The world should have rallied behind Rushdie when the threat presented itself over three decades ago. It should sadden us all that we opted for what The Atlantic’s Graeme Wood called “the cult of offense” instead. The term refers to a considerable sect of the public who are of the opinion that while they condemn murder, Rushdie should have been more attuned to the sensitivities of ‘the offended’. This cultural phenomena was cultivated by Jimmy Carter’s 1989 Op-Ed in The New York Times which lamented that the west has promoted a book that “is a direct insult to those millions of Moslems whose sacred beliefs have been violated.”It should sadden us all that it took life threatening circumstances to get an outward defense from politicians and figureheads at home and abroad. 

If there were any remaining doubts about the pressing, undying significance of freedom of expression, allow Rushdie to be a testament to that truth.
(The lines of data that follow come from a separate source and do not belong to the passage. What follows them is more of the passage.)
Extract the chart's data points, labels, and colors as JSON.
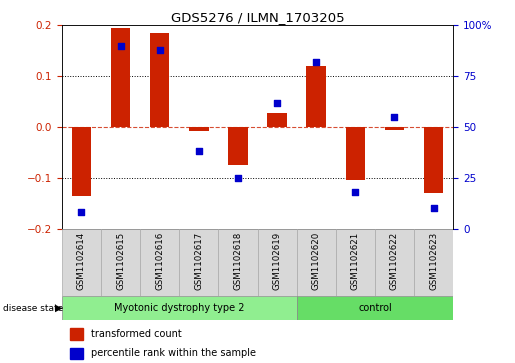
{
  "title": "GDS5276 / ILMN_1703205",
  "samples": [
    "GSM1102614",
    "GSM1102615",
    "GSM1102616",
    "GSM1102617",
    "GSM1102618",
    "GSM1102619",
    "GSM1102620",
    "GSM1102621",
    "GSM1102622",
    "GSM1102623"
  ],
  "transformed_count": [
    -0.135,
    0.195,
    0.185,
    -0.008,
    -0.075,
    0.028,
    0.12,
    -0.105,
    -0.005,
    -0.13
  ],
  "percentile_rank": [
    8,
    90,
    88,
    38,
    25,
    62,
    82,
    18,
    55,
    10
  ],
  "disease_groups": [
    {
      "label": "Myotonic dystrophy type 2",
      "start": 0,
      "end": 6,
      "color": "#90EE90"
    },
    {
      "label": "control",
      "start": 6,
      "end": 10,
      "color": "#66DD66"
    }
  ],
  "ylim_left": [
    -0.2,
    0.2
  ],
  "ylim_right": [
    0,
    100
  ],
  "yticks_left": [
    -0.2,
    -0.1,
    0.0,
    0.1,
    0.2
  ],
  "yticks_right": [
    0,
    25,
    50,
    75,
    100
  ],
  "ytick_labels_right": [
    "0",
    "25",
    "50",
    "75",
    "100%"
  ],
  "bar_color": "#CC2200",
  "dot_color": "#0000CC",
  "hline_vals": [
    -0.1,
    0.0,
    0.1
  ],
  "bar_width": 0.5,
  "dot_size": 22,
  "background_color": "#ffffff",
  "legend_items": [
    {
      "label": "transformed count",
      "color": "#CC2200"
    },
    {
      "label": "percentile rank within the sample",
      "color": "#0000CC"
    }
  ],
  "label_box_color": "#d8d8d8",
  "disease_state_text": "disease state"
}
Also, allow him to be more than the heroic free speech titan he is. Don’t only share the stories of his attack in a fleeting frenzy. Read the complete works of Salman Rushdie. Read the works of other banned writers. Continue to read a diversity of work by a diverse set of writers – in every sense of the word.

 Fieldston, as an educational institution, has a responsibility to be an essential worker in the fight for the principles Rushdie epitomizes. My fear is, we let the Rushdies of the world slip through our fingers.

Photo courtesy of BOL News

1 Comment

  1. Thank you for covering this important and timely issue. It is unfortunate that you had to write about Rushdie in the context of this heinous attack but it’s a result of him “walking the walk” and not just paying lip service in the fight for freedom of speech. Sadly, your final reflection is a possibility when people are afraid to challenge oligarchy’s and and other systems of power. It is a call your generation is tasked with, to ensure that freedom is upheld for all people.